Of these prophets it may be said that they aroused men without being able to show the way of deliverance from evil through spiritual understanding. It remained for Christ Jesus to do this, and he did it because of his pure spirituality and his clear vision of the Father's ever-presence and all-power. Mrs. Eddy says (Science and Health, p. 29), "Jesus was the offspring of Mary's self-conscious communion with God. Hence he could give a more spiritual idea of life than other men, and could demonstrate the Science of Love—his Father or divine Principle." The wonder and grandeur of his achievements in overcoming sin, disease, and death hold us in awe today, and yet we read that after the crucifixion his own disciples lost their faith in his teachings to the extent that they forsook the healing work to which he had called them and went back to their material vocations.

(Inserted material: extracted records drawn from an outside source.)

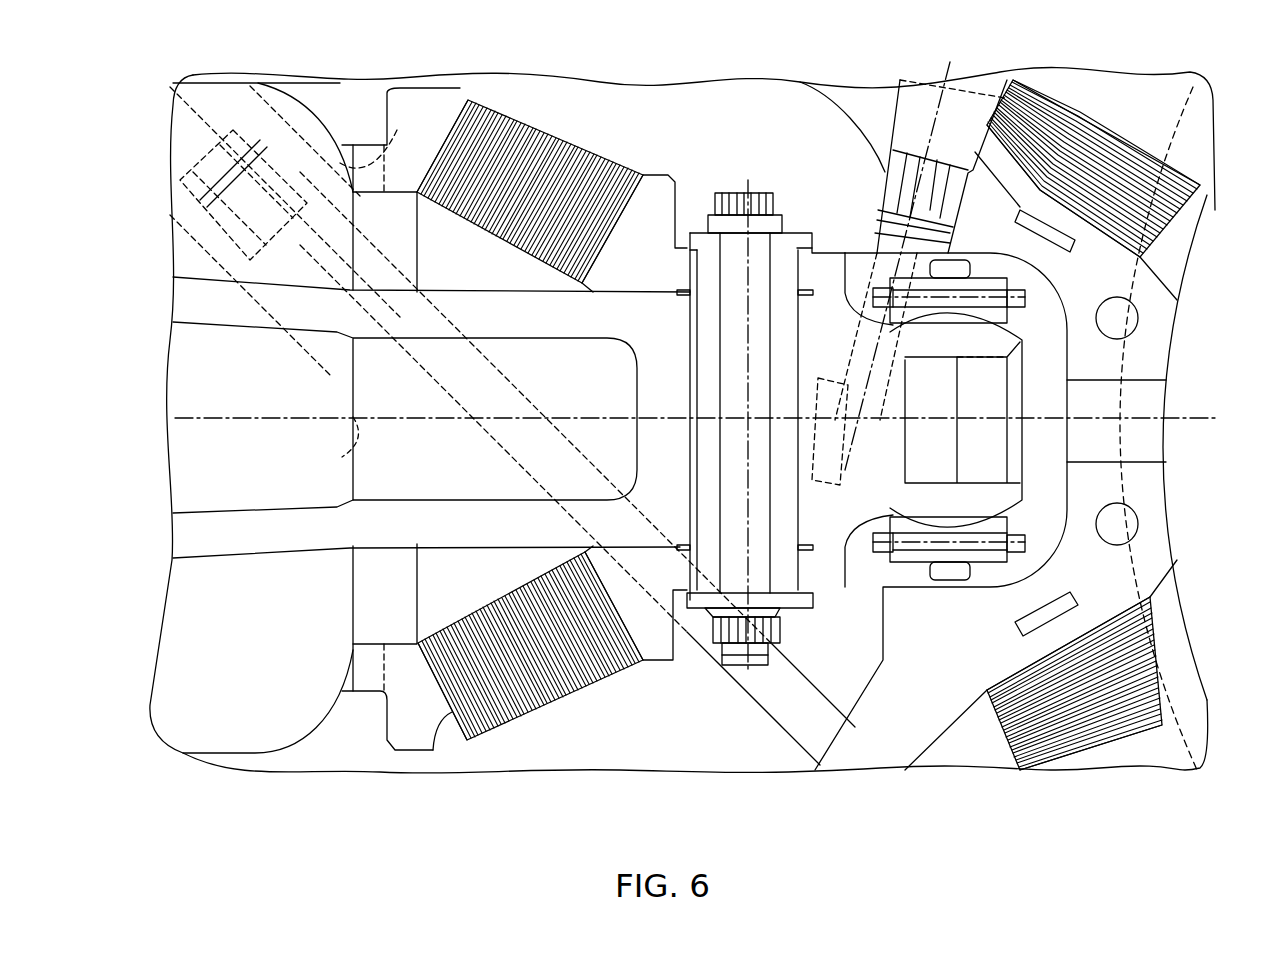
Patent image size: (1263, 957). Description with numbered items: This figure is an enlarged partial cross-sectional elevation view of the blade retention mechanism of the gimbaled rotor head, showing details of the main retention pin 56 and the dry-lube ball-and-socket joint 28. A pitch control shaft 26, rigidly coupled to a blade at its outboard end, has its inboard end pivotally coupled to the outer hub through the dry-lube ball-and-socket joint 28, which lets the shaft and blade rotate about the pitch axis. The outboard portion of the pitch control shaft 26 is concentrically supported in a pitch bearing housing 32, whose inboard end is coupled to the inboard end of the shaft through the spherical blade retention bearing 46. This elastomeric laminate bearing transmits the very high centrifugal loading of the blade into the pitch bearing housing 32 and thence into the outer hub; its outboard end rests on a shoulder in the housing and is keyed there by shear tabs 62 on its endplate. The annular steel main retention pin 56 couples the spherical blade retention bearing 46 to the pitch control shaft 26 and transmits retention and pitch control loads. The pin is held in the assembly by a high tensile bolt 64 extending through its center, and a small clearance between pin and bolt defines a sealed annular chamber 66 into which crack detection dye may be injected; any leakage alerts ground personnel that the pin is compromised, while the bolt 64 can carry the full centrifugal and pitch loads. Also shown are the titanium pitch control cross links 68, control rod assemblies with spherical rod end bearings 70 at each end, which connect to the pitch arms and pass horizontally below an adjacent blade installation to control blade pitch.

The pitch control shaft 26 is at (272, 538).
The dry-lube ball-and-socket joint 28 is at (1040, 507).
The pitch bearing housing 32 is at (333, 753).
The spherical blade retention bearing 46 is at (550, 140).
The main retention pin 56 is at (712, 236).
The shear tabs 62 is at (353, 150).
The high tensile bolt 64 is at (750, 196).
The sealed annular chamber 66 is at (850, 585).
The pitch control cross links 68 is at (970, 95).
The spherical rod end bearings 70 is at (830, 388).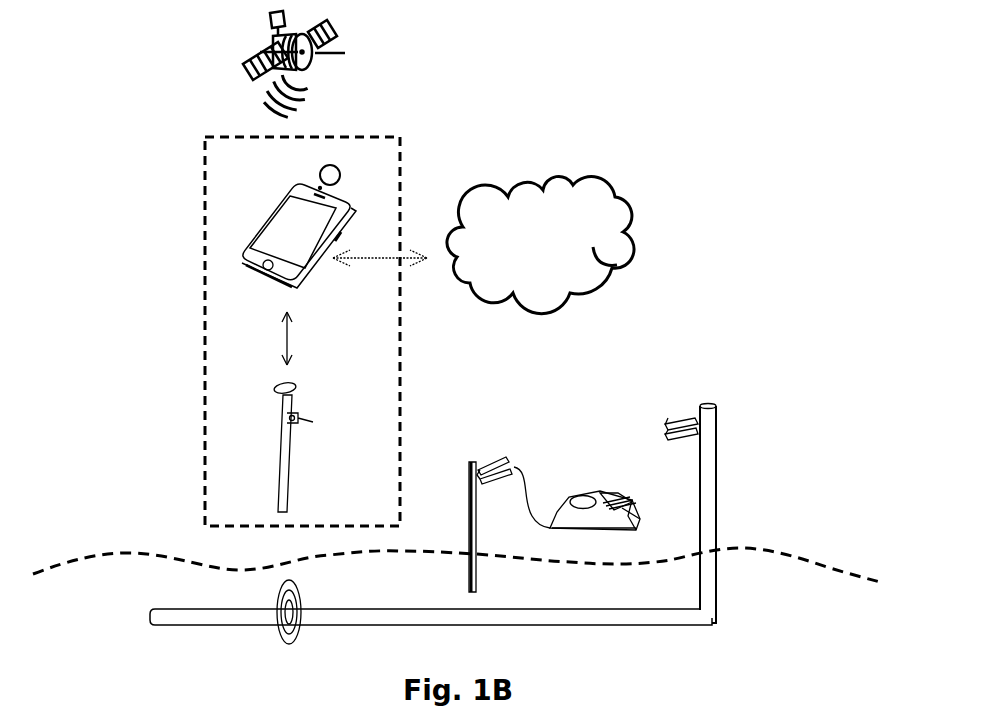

This, according to the Scriptures, was because they had not yet received the Holy Ghost, the divine influence spoken of in John's Gospel as the Comforter that should bring to their remembrance all that Christ Jesus had taught them. At this crucial point in their career, when it seemed as if his teachings would be forever lost to the world (for we must remember that not a word of the New Testament had then been written), "our Master reappeared to his students,—to their apprehension he rose from the grave,—on the third day of his ascending thought, and so presented to them the certain sense of eternal Life" (Ibid., p. 509) Then they resumed the healing work which he had commanded them to do, and gave to the world the deathless record of his life and work, also of many of their own demonstrations throughout long years, the record closing with St. John's vision of the kingdom of God, wherein is neither sin, disease, nor death.